Prince Harry reveals his favorite action movie and best sandwich in Colbert Questionert

Prince Harry is a big fan of dogs, Russell Crowe and reincarnation.

The Duke of Sussex revealed a lot during “Questioning Colbert,” which was broadcast by Late Show host Stephen Colbert on Tuesday after the clip was recorded during the Queen’s visit to the show in January.

Harry joined a list of previous guests including Michelle Obama and Robert De Niro in answering 15 questions. The banter quickly began when Colbert claimed that the test, “scientifically calculated to probe a person’s depths to reveal their soul to the world,” was created in a laboratory.

“Do you have a lab here?” Harry asked. “That explains a lot.”

Harry went on to answer some of life’s most pressing questions. Cats or dogs? “Ah, dogs, obviously.” Apple or orange? “Orange, duh.”

“Something weird about that hurts cannibalism,” Colbert quipped, referring to Harry’s red hair.

“You know if he bites you, you’ll get ginger,” Harry joked.

When the author of Spear said his favorite sandwich was “cheese and ham toast with Dijon mustard,” Colbert asked if “toast” was the same as a panini.
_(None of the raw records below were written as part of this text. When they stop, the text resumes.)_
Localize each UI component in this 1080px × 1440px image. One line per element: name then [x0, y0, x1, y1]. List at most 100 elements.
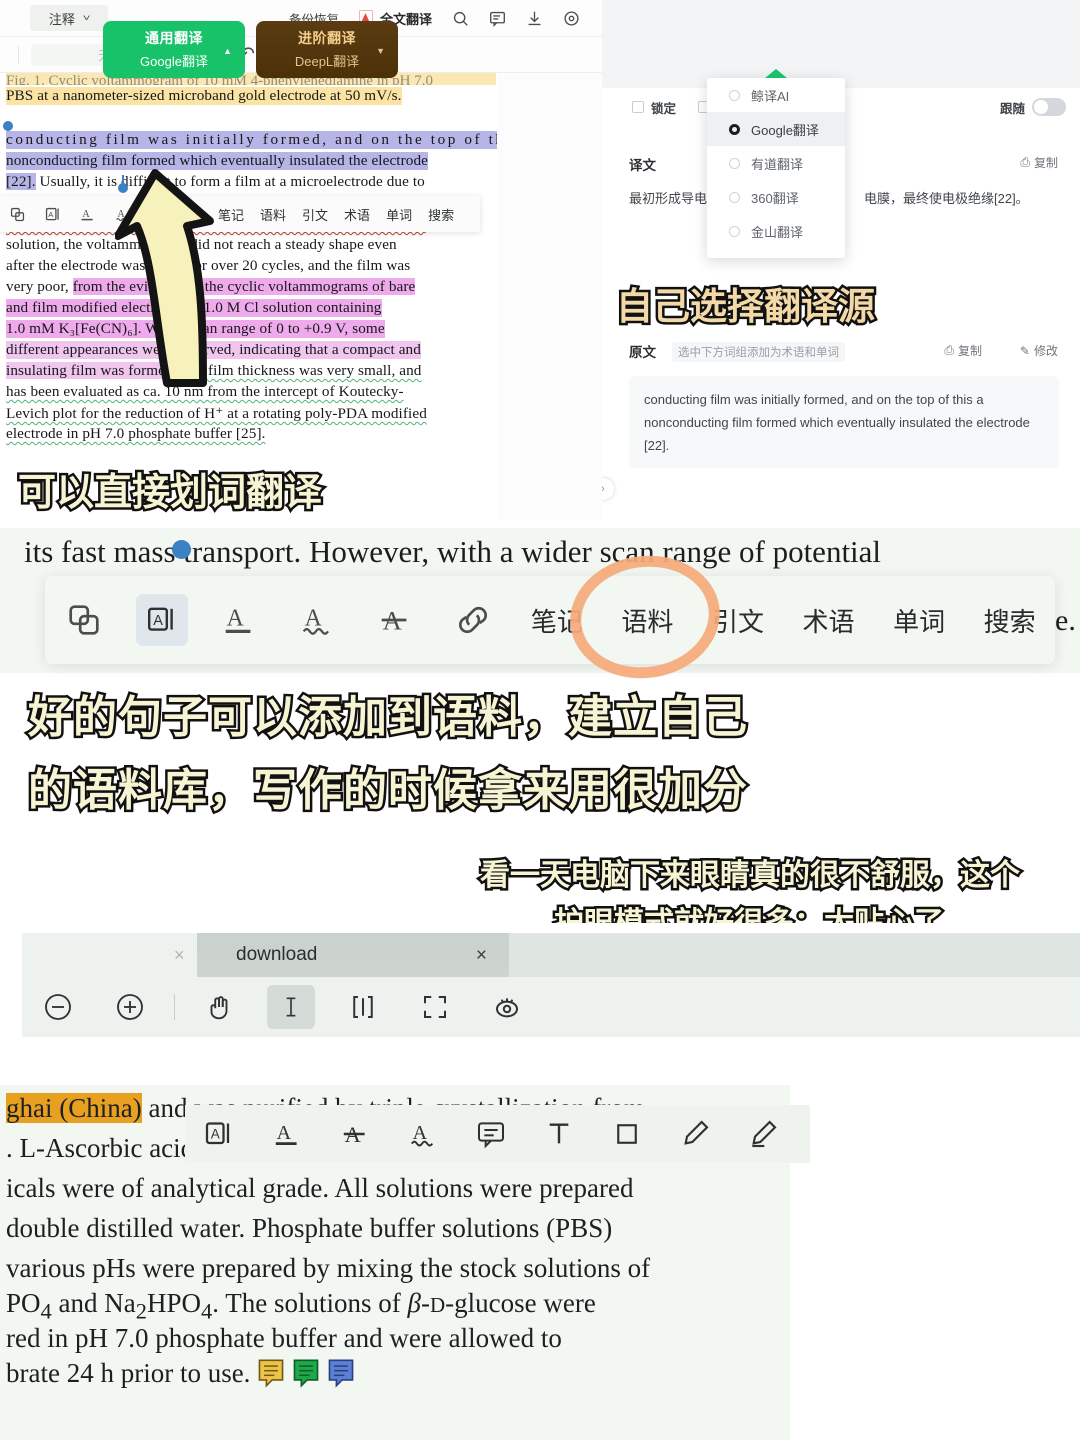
lock-checkbox[interactable] [632, 101, 644, 113]
engine-option-google[interactable]: Google翻译 [707, 112, 845, 146]
follow-label: 跟随 [999, 101, 1025, 116]
selection-label-search[interactable]: 搜索 [964, 602, 1055, 639]
selection-label-terminology[interactable]: 术语 [783, 602, 874, 639]
annotation-mode-label: 注释 [48, 11, 75, 27]
translate-icon[interactable]: A [35, 206, 70, 223]
download-icon[interactable] [526, 10, 543, 27]
close-icon[interactable]: × [476, 945, 487, 967]
follow-toggle[interactable] [1032, 98, 1066, 116]
radio-icon [729, 89, 740, 101]
settings-icon[interactable] [563, 10, 580, 27]
annotation-mode-select[interactable]: 注释 ˅ [30, 5, 108, 31]
chevron-down-icon: ▼ [376, 46, 385, 56]
close-icon[interactable]: × [174, 945, 185, 966]
comment-marker-yellow[interactable] [257, 1358, 285, 1388]
strikethrough-icon[interactable]: A [356, 601, 434, 639]
page-split-icon[interactable] [327, 992, 399, 1022]
doc-line: PBS at a nanometer-sized microband gold … [6, 87, 402, 105]
engine-option-jingyi[interactable]: 鲸译AI [707, 78, 845, 112]
doc-line: various pHs were prepared by mixing the … [6, 1253, 651, 1283]
doc-line: electrode in pH 7.0 phosphate buffer [25… [6, 425, 266, 442]
underline-icon[interactable]: A [201, 601, 279, 639]
svg-text:A: A [48, 210, 54, 219]
radio-icon [729, 225, 740, 237]
fullscreen-icon[interactable] [399, 992, 471, 1022]
source-line-1: conducting film was initially formed, an… [644, 392, 984, 407]
zoom-out-icon[interactable] [22, 991, 94, 1023]
selection-label-citation[interactable]: 引文 [294, 205, 336, 224]
engine-option-jinshan[interactable]: 金山翻译 [707, 214, 845, 248]
hand-icon[interactable] [183, 992, 255, 1022]
svg-text:A: A [227, 606, 244, 632]
selection-toolbar-top[interactable]: A A A A 笔记 语料 引文 术语 单词 搜索 [0, 196, 480, 232]
selection-label-terminology[interactable]: 术语 [336, 205, 378, 224]
caption-inline-translate: 可以直接划词翻译 [15, 468, 324, 517]
tab-title: download [236, 944, 318, 965]
selection-label-search[interactable]: 搜索 [420, 205, 462, 224]
source-text-box[interactable]: conducting film was initially formed, an… [629, 376, 1059, 468]
source-edit-button[interactable]: ✎ 修改 [1020, 342, 1058, 359]
engine-option-youdao[interactable]: 有道翻译 [707, 146, 845, 180]
source-hint[interactable]: 选中下方词组添加为术语和单词 [672, 342, 845, 362]
radio-icon [729, 191, 740, 203]
advanced-translate-button[interactable]: 进阶翻译 DeepL翻译 ▼ [256, 21, 398, 78]
copy-icon[interactable] [0, 206, 35, 223]
underline-icon[interactable]: A [70, 206, 105, 223]
wavy-underline-icon[interactable]: A [389, 1118, 457, 1150]
caption-eyecare-line1: 看一天电脑下来眼睛真的很不舒服，这个 [478, 856, 1023, 896]
selection-handle[interactable] [172, 540, 191, 559]
selection-label-word[interactable]: 单词 [874, 602, 965, 639]
strikethrough-icon[interactable]: A [321, 1118, 389, 1150]
translation-copy-button[interactable]: ⎙ 复制 [1020, 154, 1058, 171]
doc-line: red in pH 7.0 phosphate buffer and were … [6, 1323, 562, 1353]
comment-icon[interactable] [489, 10, 506, 27]
doc-line: brate 24 h prior to use. [6, 1358, 355, 1389]
panel-collapse-handle[interactable]: › [602, 478, 614, 500]
chevron-down-icon: ˅ [82, 13, 91, 23]
translate-icon-active[interactable]: A [123, 594, 201, 646]
pen-icon[interactable] [661, 1118, 729, 1150]
source-copy-label: 复制 [957, 344, 982, 358]
tab-inactive[interactable]: × [22, 933, 197, 977]
selection-label-word[interactable]: 单词 [378, 205, 420, 224]
rectangle-icon[interactable] [593, 1119, 661, 1149]
lock-option[interactable]: 锁定 [632, 98, 676, 117]
caption-eyecare-line2: 护眼模式就好很多；太贴心了 [552, 898, 947, 924]
comment-marker-green[interactable] [292, 1358, 320, 1388]
annotate-toolbar: A A A A [185, 1105, 810, 1163]
svg-text:A: A [211, 1127, 220, 1142]
text-select-icon[interactable] [255, 985, 327, 1029]
engine-option-label: 金山翻译 [751, 224, 804, 240]
comment-icon[interactable] [457, 1118, 525, 1150]
selection-handle-start[interactable] [3, 121, 13, 139]
link-icon[interactable] [434, 601, 512, 639]
translate-engine-menu[interactable]: 鲸译AI Google翻译 有道翻译 360翻译 金山翻译 [707, 69, 845, 258]
svg-text:A: A [82, 209, 90, 220]
doc-line: its fast mass transport. However, with a… [24, 534, 882, 569]
translate-icon[interactable]: A [185, 1119, 253, 1149]
doc-line: icals were of analytical grade. All solu… [6, 1173, 634, 1203]
engine-option-360[interactable]: 360翻译 [707, 180, 845, 214]
comment-marker-blue[interactable] [327, 1358, 355, 1388]
search-icon[interactable] [452, 10, 469, 27]
source-copy-button[interactable]: ⎙ 复制 [944, 342, 982, 359]
selection-label-corpus[interactable]: 语料 [252, 205, 294, 224]
copy-icon[interactable] [45, 601, 123, 639]
follow-option[interactable]: 跟随 [1000, 98, 1066, 117]
tab-download[interactable]: download × [197, 933, 509, 977]
copy-icon: ⎙ [944, 343, 954, 357]
engine-option-label: Google翻译 [751, 122, 819, 138]
wavy-underline-icon[interactable]: A [278, 601, 356, 639]
eye-care-icon[interactable] [471, 991, 543, 1023]
selection-toolbar-middle[interactable]: A A A A 笔记 语料 引文 术语 单词 搜索 [45, 576, 1055, 664]
highlighter-icon[interactable] [729, 1118, 797, 1150]
caption-corpus-line1: 好的句子可以添加到语料，建立自己 [26, 690, 750, 746]
source-edit-label: 修改 [1033, 344, 1058, 358]
zoom-in-icon[interactable] [94, 991, 166, 1023]
radio-icon-selected [729, 123, 740, 135]
underline-icon[interactable]: A [253, 1118, 321, 1150]
chevron-up-icon: ▲ [223, 46, 232, 56]
general-translate-button[interactable]: 通用翻译 Google翻译 ▲ [103, 21, 245, 78]
pdf-reader-left-pane: 注释 ˅ 备份恢复 全文翻译 ↶ Fig. 1. Cyclic voltammo… [0, 0, 602, 520]
text-icon[interactable] [525, 1118, 593, 1150]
Harry said these regional language differences “got my wife and me into a lot of trouble” when they first started dating.
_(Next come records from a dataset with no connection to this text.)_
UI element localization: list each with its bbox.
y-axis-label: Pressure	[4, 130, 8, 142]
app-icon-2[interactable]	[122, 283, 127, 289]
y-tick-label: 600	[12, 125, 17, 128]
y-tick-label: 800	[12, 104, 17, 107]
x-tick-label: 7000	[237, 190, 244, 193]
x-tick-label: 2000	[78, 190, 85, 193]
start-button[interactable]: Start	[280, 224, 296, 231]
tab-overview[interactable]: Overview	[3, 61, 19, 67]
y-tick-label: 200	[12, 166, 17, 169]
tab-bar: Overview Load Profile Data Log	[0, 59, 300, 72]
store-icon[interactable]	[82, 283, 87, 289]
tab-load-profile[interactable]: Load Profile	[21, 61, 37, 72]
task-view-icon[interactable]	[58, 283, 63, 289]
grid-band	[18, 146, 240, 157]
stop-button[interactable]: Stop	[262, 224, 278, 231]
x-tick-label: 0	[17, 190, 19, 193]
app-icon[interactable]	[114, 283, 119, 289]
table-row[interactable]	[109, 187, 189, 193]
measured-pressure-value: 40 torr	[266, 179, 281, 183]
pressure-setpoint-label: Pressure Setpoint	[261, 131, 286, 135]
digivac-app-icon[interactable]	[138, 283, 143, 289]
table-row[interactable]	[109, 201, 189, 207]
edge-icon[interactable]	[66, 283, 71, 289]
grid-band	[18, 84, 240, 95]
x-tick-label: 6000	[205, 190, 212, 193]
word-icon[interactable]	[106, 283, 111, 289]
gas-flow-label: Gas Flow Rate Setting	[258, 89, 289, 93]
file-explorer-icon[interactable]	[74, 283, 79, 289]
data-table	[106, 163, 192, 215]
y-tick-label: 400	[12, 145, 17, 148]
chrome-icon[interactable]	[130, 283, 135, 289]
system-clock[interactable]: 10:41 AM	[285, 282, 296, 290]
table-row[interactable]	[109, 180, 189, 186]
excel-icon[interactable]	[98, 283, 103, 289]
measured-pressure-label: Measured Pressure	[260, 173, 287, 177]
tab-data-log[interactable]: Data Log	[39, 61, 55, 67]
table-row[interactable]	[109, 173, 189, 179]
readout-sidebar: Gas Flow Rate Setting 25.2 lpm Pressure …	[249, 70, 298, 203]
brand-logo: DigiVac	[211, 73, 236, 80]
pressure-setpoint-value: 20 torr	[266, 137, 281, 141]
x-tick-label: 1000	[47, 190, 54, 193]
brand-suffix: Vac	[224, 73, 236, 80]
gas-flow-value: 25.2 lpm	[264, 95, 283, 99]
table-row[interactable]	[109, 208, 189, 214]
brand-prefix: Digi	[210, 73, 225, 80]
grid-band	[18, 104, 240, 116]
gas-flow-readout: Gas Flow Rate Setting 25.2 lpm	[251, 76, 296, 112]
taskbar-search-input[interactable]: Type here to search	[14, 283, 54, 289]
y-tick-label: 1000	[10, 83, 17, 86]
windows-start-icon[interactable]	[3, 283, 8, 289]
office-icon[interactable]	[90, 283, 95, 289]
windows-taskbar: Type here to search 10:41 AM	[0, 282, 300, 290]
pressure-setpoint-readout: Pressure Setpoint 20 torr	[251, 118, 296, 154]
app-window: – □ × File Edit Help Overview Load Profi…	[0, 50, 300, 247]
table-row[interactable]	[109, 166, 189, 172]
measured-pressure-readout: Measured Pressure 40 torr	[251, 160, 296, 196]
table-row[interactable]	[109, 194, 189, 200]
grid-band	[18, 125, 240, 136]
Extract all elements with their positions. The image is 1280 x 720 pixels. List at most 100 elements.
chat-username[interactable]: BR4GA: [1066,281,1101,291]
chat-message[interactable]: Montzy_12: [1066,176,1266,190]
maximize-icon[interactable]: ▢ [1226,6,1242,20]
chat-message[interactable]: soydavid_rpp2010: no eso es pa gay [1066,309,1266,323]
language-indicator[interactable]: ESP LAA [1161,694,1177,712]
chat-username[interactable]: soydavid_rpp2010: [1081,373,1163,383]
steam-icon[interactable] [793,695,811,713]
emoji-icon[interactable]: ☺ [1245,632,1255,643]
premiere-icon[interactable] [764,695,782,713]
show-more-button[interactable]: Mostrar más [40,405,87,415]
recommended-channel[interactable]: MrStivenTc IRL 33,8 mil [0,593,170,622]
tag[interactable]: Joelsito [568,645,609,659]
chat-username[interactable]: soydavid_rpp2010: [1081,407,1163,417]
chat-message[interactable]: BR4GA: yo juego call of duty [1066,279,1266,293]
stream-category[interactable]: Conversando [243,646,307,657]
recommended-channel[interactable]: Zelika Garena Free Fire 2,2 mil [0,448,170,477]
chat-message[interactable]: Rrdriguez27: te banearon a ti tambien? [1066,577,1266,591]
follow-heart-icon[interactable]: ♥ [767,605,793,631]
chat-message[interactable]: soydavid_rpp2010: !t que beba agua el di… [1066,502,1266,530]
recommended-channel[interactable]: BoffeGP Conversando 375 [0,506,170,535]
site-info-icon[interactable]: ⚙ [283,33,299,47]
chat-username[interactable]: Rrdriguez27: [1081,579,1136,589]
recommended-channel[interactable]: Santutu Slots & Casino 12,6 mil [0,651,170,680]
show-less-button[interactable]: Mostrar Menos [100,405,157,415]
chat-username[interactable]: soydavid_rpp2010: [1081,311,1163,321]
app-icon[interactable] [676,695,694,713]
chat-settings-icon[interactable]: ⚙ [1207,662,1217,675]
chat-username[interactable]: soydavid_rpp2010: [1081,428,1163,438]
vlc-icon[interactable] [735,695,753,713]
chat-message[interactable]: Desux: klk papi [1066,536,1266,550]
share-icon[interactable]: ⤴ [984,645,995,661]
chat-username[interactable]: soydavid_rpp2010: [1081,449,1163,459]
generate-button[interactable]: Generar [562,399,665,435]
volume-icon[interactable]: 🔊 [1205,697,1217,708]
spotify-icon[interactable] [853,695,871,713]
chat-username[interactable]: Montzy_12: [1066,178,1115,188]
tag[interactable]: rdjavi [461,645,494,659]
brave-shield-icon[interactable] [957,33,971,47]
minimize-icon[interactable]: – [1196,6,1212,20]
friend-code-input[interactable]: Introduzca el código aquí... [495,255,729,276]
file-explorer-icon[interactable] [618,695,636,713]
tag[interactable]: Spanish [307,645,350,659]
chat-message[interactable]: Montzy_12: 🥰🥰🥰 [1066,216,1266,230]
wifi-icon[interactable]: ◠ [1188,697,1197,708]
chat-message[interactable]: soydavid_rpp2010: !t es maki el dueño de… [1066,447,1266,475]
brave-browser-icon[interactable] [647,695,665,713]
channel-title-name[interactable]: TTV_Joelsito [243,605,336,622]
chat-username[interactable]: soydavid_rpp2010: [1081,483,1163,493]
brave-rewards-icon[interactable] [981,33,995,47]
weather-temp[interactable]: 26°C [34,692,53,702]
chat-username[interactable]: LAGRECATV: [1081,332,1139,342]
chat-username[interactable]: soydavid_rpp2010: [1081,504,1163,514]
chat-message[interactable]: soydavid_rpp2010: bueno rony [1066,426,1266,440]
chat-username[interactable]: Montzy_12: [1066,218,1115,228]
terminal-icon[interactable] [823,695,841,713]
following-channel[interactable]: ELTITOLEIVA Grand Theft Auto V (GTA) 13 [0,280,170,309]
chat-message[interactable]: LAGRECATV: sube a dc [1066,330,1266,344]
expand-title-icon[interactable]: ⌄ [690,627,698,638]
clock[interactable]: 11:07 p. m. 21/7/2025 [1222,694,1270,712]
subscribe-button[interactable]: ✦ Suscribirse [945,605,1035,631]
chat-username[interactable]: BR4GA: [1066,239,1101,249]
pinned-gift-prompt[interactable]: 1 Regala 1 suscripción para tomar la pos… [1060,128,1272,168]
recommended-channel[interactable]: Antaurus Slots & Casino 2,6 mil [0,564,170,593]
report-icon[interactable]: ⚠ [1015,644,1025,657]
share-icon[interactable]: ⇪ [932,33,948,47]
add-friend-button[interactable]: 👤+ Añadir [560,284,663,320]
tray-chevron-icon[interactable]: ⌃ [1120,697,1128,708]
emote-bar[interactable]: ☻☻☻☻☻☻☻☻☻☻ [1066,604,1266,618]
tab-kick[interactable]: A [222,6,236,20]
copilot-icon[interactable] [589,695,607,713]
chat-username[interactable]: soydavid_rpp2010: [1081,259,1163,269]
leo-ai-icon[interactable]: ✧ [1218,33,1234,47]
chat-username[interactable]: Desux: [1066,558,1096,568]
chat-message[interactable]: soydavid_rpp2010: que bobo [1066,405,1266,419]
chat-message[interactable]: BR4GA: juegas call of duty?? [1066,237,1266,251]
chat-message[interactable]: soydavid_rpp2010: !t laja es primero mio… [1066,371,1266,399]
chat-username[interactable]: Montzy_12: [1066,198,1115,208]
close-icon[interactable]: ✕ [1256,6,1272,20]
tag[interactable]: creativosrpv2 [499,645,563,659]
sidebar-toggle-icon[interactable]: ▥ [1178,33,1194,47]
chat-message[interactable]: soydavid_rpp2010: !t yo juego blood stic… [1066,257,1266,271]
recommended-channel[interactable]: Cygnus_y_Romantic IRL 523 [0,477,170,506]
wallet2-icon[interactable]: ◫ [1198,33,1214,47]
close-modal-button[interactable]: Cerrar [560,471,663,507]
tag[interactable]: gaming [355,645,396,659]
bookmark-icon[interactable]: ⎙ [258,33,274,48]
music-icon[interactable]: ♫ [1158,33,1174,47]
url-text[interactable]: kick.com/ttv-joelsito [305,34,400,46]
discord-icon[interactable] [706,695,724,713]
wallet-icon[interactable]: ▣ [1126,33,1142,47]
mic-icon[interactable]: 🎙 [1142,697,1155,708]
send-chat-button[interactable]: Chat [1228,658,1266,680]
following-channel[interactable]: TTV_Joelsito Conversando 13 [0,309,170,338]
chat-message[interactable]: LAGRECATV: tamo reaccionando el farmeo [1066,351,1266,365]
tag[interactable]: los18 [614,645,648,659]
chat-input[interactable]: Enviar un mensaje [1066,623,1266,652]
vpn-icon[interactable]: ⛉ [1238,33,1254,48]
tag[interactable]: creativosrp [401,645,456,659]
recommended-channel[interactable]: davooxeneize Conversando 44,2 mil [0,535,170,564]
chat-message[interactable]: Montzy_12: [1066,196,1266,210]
Colbert suggested that “fanny” was the most outrageous of all British faculties—it denotes a very different part of the anatomy across the pond—only for Harry claimed that “riding” was the worst of all American tendencies: “Where else would you ride a horse?” ?

“They signed it with pens, didn’t they?” Colbert inquired.

Harry endearingly said his favorite scent was his wife, Meghan Markle, before admitting that snakes were his scariest animal. When asked what he thinks happens when we die, Harry admits that he believes in reincarnation – and hopes he will return as a sponsor.

Perhaps most notably, the Duke of Sussex has said his favorite action movie is Ridley Scott’s Gladiator (2000), which is about one man who takes on an empire.

Harry, whose exit from the royal family and subsequent memoirs arguably did just that, concluded by describing the rest of his life in five words: “Freedom. Happiness. Clarity. Space. Love.”